R. Pastrana www.hispaniaromana.es diciembre 2008
El instinto y la carne. Moral y costumbres sexuales en Roma.
No está demostrado, pero se dice que Domenico Fontana, descubridor accidental de Pompeya en 1550, se escandalizó tanto con lo que halló en la ciudad sepultada que decidió devolverla al subsuelo.
Esta hipótesis la propagaron quienes, cientos de años después, rescataron lo que había sido cubierto dos veces. En sus informes, algunos arqueólogos afirmaban que, en ciertas partes de la ciudad romana, se había excavado y vuelto a cubrir. Desde el principio, las sospechas apuntaron a Fontana, amigo personal del Papa Sixto V. Según esta teoría, el pío arquitecto andaba excavando un nuevo curso para el río Sarno cuando se topó con una ciudad casi olvidada en la que pétreos miembros erectos indicaban el camino a los burdeles y en donde las paredes mostraban crudamente posturas, gustos y prácticas sexuales muy diversas.
Los restos arqueológicos nos confirman algo que los autores satíricos ya dejaban bien claro: los romanos eran explícitos a la hora de hablar de sexo. Sin tapujos ni prejuicios, las escenas amatorias cubrían desde las paredes de los burdeles hasta exquisitos frescos y cráteras de las casas señoriales, a la vista de los moradores y las visitas.

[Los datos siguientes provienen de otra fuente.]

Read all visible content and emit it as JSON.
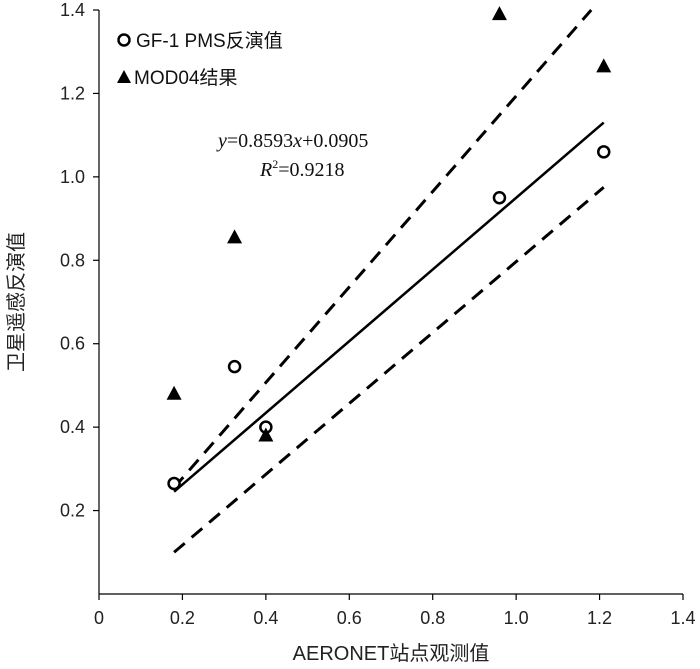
{
  "chart_data": {
    "type": "scatter",
    "title": "",
    "xlabel": "AERONET站点观测值",
    "ylabel": "卫星遥感反演值",
    "xlim": [
      0,
      1.4
    ],
    "ylim": [
      0,
      1.4
    ],
    "x_ticks": [
      0,
      0.2,
      0.4,
      0.6,
      0.8,
      1.0,
      1.2,
      1.4
    ],
    "x_tick_labels": [
      "0",
      "0.2",
      "0.4",
      "0.6",
      "0.8",
      "1.0",
      "1.2",
      "1.4"
    ],
    "y_ticks": [
      0.2,
      0.4,
      0.6,
      0.8,
      1.0,
      1.2,
      1.4
    ],
    "y_tick_labels": [
      "0.2",
      "0.4",
      "0.6",
      "0.8",
      "1.0",
      "1.2",
      "1.4"
    ],
    "legend_position": "top-left",
    "series": [
      {
        "name": "GF-1 PMS反演值",
        "marker": "open-circle",
        "x": [
          0.18,
          0.325,
          0.4,
          0.96,
          1.21
        ],
        "y": [
          0.265,
          0.545,
          0.4,
          0.95,
          1.06
        ]
      },
      {
        "name": "MOD04结果",
        "marker": "filled-triangle",
        "x": [
          0.18,
          0.325,
          0.4,
          0.96,
          1.21
        ],
        "y": [
          0.48,
          0.855,
          0.38,
          1.39,
          1.265
        ]
      }
    ],
    "fit_line": {
      "slope": 0.8593,
      "intercept": 0.0905,
      "x_range": [
        0.18,
        1.21
      ]
    },
    "confidence_lines": [
      {
        "name": "upper",
        "x": [
          0.18,
          1.18
        ],
        "y": [
          0.255,
          1.4
        ]
      },
      {
        "name": "lower",
        "x": [
          0.18,
          1.21
        ],
        "y": [
          0.1,
          0.975
        ]
      }
    ],
    "equation": {
      "y_var": "y",
      "eq_prefix": "=0.8593",
      "x_var": "x",
      "eq_suffix": "+0.0905",
      "r_var": "R",
      "r_sup": "2",
      "r_value": "=0.9218"
    }
  }
}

La naturalidad con la que la faceta carnal aparece en calles y casas pompeyanas contrasta con el velo que el cristianismo corrió sobre todo lo que tuviese algo de voluptuoso. Son legión los que piensan que la victoria de aquella oscura herejía judía supuso un gran retroceso en el disfrute de la sexualidad. En una reacción a la severa moral cristiana, la Roma pagana aparece como el reino de los sentidos, un lugar en el que la concupiscencia se podía satisfacer fácilmente.
Es cierto que la Ciudad Eterna no renegó del instinto carnal de la naturaleza humana. Pero también es cierto que era el hombre el tenía más posibilidades de buscar el placer. La mujer, a despecho de periodos de cierta liberación, estaba predestinada a ser propiedad del cabeza de familia (ya fuese el padre o el marido) y rehén de su prestigio.
Cuando se encierra a la mujer «de bien» en la jaula de su honor, las opciones de los jóvenes quedan reducidas a las profesionales del sexo y poco más. Quizá por eso los romanos nos han legado pocas obras en las que se hable de sentimiento: los elocuentes artistas de la entrepierna se volvían torpes adolescentes cuando hablaban del corazón.